Abastecimento de Juiz de Fora comprometido
Desde quando foi desapropriada pela União, na década de 1980, a represa de Chapéu D’Uvas vem apresentando um processo de ocupação desordenado. Mais recentemente, a região tem sido alvo do chamado “capitalismo selvagem”, que entre suas diversas definições, representa a exploração ambiental visando a lucratividade, sem que haja uma preocupação quanto à preservação e sustentabilidade.
A falta de fiscalização para impedir a ocupação desordenada é apontada como um dos fatores para este efeito nas margens do manancial, que prejudicam todo o ecossistema e, especialmente, os 146 milhões de metros cúbicos com potencial para abastecer Juiz de Fora pelos próximos 50 anos.
A situação se agravou nos últimos anos com mudanças na legislação de uso e ocupação do solo impetradas pelos municípios de Ewbank da Câmara e Santos Dumont, onde se localiza toda extensão do lago de Chapéu d’Uvas. Por conta das investidas do setor imobiliário, uma vasta área próxima à represa foi elevada à condição de domínio para expansão urbana.
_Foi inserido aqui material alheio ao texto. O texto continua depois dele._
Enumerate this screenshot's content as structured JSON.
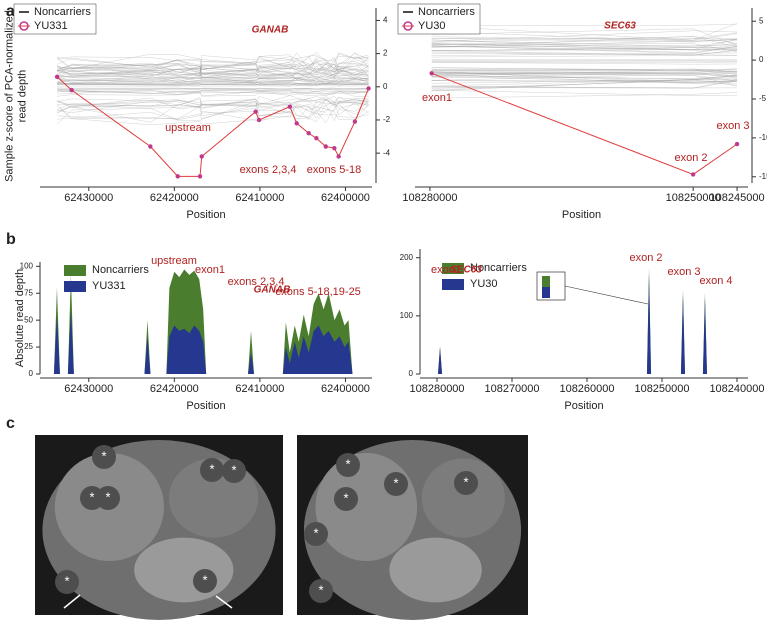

As mudanças nas legislações de Ewbank da Câmara e Santos Dumont, no entanto, não alcançam a área desapropriada para construção da barragem. Dessa forma, todo acesso ao espelho d’água é considerado invasão. Os loteamentos e construções erguidas nas proximidades da Represa de Chapéu d’Uvas, dentro da reserva territorial (cota) acima da lâmina d’água em caso de cheia, são irregulares e passíveis de demolição.
Em julho deste ano, durante audiência na Comissão de Meio Ambiente e Desenvolvimento Sustentável da Câmara dos Deputados, o promotor Fábio Rodrigues Laurino, da Coordenadoria Regional das Promotorias de Justiça de Meio Ambiente e Bacias Hidrográficas do Rio Paraibuna do Sul, ressaltou que, como a cota desapropriada nunca foi atingida, “todo acesso que é feito ao lago é feito por meio de propriedade da União”. Ou seja, embarcações são usadas e decks construídos de forma ilegal.
O promotor também questionou o destino do esgotamento sanitário dos loteamentos recém-lançados. “Tem um empreendimento gigantesco e, em termos ambientais, precisamos saber para onde estão pensando em levar o esgoto. Se não me engano, são 100 propriedades de dois hectares cada uma. Em termos de fossa séptica, aquilo não vai dar conta”.
A questão da natureza desse empreendimento – se rural ou urbano – também foi alvo de questionamentos do representante do Ministério Público. Segundo ele, pelo tamanho das áreas comercializadas, parecia ser rural, mas houve mudança na legislação do município de Ewbank, o que o tornaria urbano. “Já solicitei informações aos proprietários.”